Ngeri, Ternyata Indonesia Miliki Utang Rp13.000 T

HEADLINE, Nasional3 Dilihat

BERITAPEDIA.CO.ID, JAKARTA – Kementerian Keuangan Republik Indonesia (Kemenkeu RI) mencatat utang Pemerintah sampai Maret 2023 mencapai Rp7.879,7 triliun, belum terhitung utang Badan Usaha Milik Negara (BUMN).

Berdasarkan UU Nomor 17 Tahun 2003 tentang Keuangan Negara batas maksimum rasio utang terhadap PDB yakni 60 persen Produk Domestik Bruto (PDB).

Menurut pengamat Ekonomi Mardigu Wowiek yanga akrab dipanggil Bossman utang BUMN mencapai lebih dari Rp6.000 trilun. Hal itu menurutnya menghawatirkan bagi masa depan negara Indonesia.

Bossman meminta kepada Presiden Joko Widodo agar mengingatkan Menteri Keuangan agar mengevaluasi utang tersebut. Pasalnya, jika dihitung antara utang Pemerintah dengan utang BUMN maka hasilnya melebihi dari rasio PDB.
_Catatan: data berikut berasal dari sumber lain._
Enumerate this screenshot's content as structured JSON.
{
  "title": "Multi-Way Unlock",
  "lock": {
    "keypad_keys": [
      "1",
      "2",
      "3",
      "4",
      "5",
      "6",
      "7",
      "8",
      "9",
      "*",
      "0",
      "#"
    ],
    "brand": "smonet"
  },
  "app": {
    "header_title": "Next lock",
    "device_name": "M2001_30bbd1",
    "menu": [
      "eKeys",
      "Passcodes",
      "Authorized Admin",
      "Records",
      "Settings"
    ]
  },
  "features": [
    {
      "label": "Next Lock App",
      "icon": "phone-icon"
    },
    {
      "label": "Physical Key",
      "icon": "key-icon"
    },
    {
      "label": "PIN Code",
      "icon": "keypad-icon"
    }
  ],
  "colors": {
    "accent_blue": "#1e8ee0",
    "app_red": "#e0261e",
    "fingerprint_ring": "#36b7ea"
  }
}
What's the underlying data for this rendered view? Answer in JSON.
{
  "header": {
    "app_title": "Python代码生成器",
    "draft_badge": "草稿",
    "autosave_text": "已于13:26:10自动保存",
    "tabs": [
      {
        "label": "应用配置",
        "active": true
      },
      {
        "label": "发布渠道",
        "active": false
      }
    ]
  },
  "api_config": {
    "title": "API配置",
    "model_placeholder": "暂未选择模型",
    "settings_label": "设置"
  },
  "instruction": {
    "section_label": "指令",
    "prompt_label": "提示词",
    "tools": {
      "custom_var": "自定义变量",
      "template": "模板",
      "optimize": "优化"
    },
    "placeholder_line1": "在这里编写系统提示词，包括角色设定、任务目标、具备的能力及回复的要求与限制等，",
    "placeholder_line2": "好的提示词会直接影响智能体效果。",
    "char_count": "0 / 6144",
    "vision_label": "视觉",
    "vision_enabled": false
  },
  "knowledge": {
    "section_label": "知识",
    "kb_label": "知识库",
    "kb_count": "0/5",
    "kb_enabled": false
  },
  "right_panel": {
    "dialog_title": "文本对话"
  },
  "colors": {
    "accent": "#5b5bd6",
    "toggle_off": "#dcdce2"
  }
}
Secara rasio, total utang pemerintah diluar BUMN telah mencapai 39,17 persen dari PDB, yaitu sebesar 60 persen, sehingga belum melebihi PDB. Namun menurut Bossman, yang menjadi persoalan adalah utang BUMN tidak dimasukan pada APBN.

“Ternyata BUMN itu memiliki hutang 6 ribu triliun, kenapa hutang BUMN tidak dimasukan ke apbn, ini sebuah pertanyaan yang mohon para pejabat negara menjawab itu ya, karena BUMN saat ini di bawah Kementerian,” ucap Bossman, dikutip Beritapedia.co.id pada Youtube Channel Bossman yang ditayangkan Senin (22/5) malam.

Bossman menjelaskan, pemerintah saat ini rasio utang pemerintah itu tidak dijumlah dengan utang BUMN pada APBN. Padahal menurutnya, negara-negara lain memasukan seluruh nilai utang menjadi utang negara.

“Seharusnya itu dicatat di dalam APBN, seperti negara-negara lain dan kalau 6.000 ditambah 7.600, itu sudah 13.000 jadi Sudah Lewat dari peraturan tidak boleh 60 persen dari PDB, dan ini Genting, jadi saya pikir ini saya ingatkan, saya ingatkan Oke, kita harus tolong negara ini, kita harus tolong negara ini bahwa kalau 60 persen hutang dari PDB, kalau 6.000 ditambah 7.600 itu, hampir 90 persen,” tegasnya.